A provocative article from the Financial Times’ ‘Beyondbrics’ blog came out a couple days ago, “Brazil: the fixed income trade of year”. All really good, Petrobras scandal, contracting economy, low commodity prices, lost investment grade and whatnot. The market is allegedly factoring interest rates hikes of 300 basis points over the next couple of years (17.25 percent). The author think this is unlikely (“This seems incongruous: it would imply real interest rates of over 10 per cent this year – when gross domestic product is expected to contract by another 3 per cent – and nearly 13 per cent in 2017.”) but as in my opinion fails to understand the structure (or causes) of the Brazilian debt stock and to remember that this is country prone to stagflation.

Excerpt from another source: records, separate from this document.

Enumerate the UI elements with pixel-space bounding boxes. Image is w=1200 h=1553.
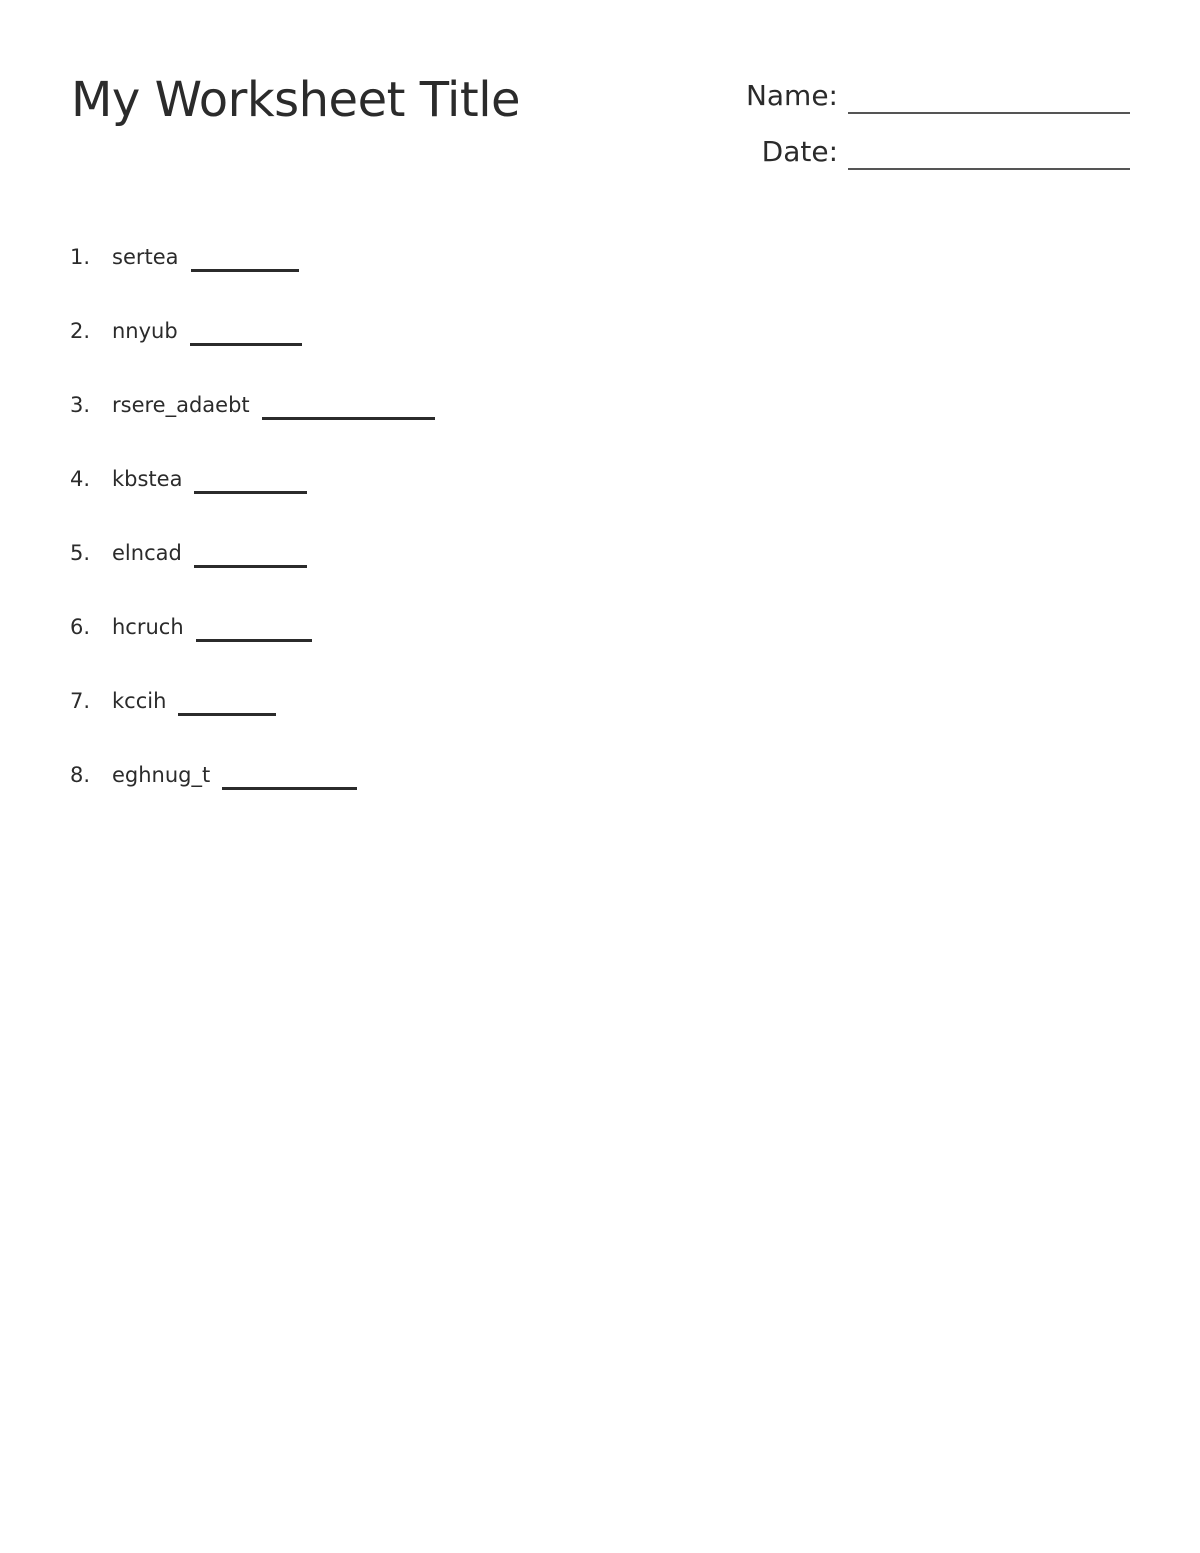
question-number: 5. xyxy=(70,541,91,565)
scrambled-word: nnyub xyxy=(112,319,178,343)
scrambled-word: hcruch xyxy=(112,615,184,639)
date-label: Date: xyxy=(761,135,838,168)
answer-line[interactable] xyxy=(262,417,435,420)
answer-line[interactable] xyxy=(222,787,357,790)
answer-line[interactable] xyxy=(194,565,307,568)
question-number: 2. xyxy=(70,319,91,343)
answer-line[interactable] xyxy=(196,639,312,642)
question-item xyxy=(70,310,435,346)
question-item xyxy=(70,458,435,494)
scrambled-word: sertea xyxy=(112,245,179,269)
question-item xyxy=(70,384,435,420)
name-field-row xyxy=(700,74,1130,114)
date-field-row xyxy=(700,130,1130,170)
scrambled-word: kbstea xyxy=(112,467,183,491)
name-line[interactable] xyxy=(848,112,1130,114)
scrambled-word: kccih xyxy=(112,689,167,713)
question-item xyxy=(70,532,435,568)
name-label: Name: xyxy=(745,79,838,112)
date-line[interactable] xyxy=(848,168,1130,170)
answer-line[interactable] xyxy=(194,491,307,494)
scrambled-word: elncad xyxy=(112,541,182,565)
question-item xyxy=(70,606,435,642)
answer-line[interactable] xyxy=(190,343,302,346)
question-item xyxy=(70,680,435,716)
question-number: 8. xyxy=(70,763,91,787)
question-number: 6. xyxy=(70,615,91,639)
answer-line[interactable] xyxy=(191,269,299,272)
question-item xyxy=(70,754,435,790)
question-item xyxy=(70,236,435,272)
scrambled-word: eghnug_t xyxy=(112,763,211,787)
question-number: 3. xyxy=(70,393,91,417)
question-number: 7. xyxy=(70,689,91,713)
question-number: 1. xyxy=(70,245,91,269)
scrambled-word: rsere_adaebt xyxy=(112,393,250,417)
question-number: 4. xyxy=(70,467,91,491)
header-fields xyxy=(700,74,1130,186)
page-title: My Worksheet Title xyxy=(71,72,521,128)
question-list xyxy=(70,236,435,828)
answer-line[interactable] xyxy=(178,713,276,716)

“Not only is the central bank unlikely to tighten as much as is currently priced, it is likely to start cutting instead as inflation falls and real rates rise.” — Inflation is likely not to spiral out of control, but I wouldn’t say that it will fall anytime soon. The target will continue to be missed by a couple of points above the band for the medium term.
“Despite the challenges the country undeniably still faces, Brazil could well be the best performer among major fixed income markets, developed or emerging, in 2016. Brazil could be the trade of the year.” — Of course, average emerging markets rates at just 2 percent vs. Brazil rates at 14.25-17.25? Why not? The author, however, is taking the lost investment grade too lightly and, although not explicitly, asserting that the political mess will be sorted out soon.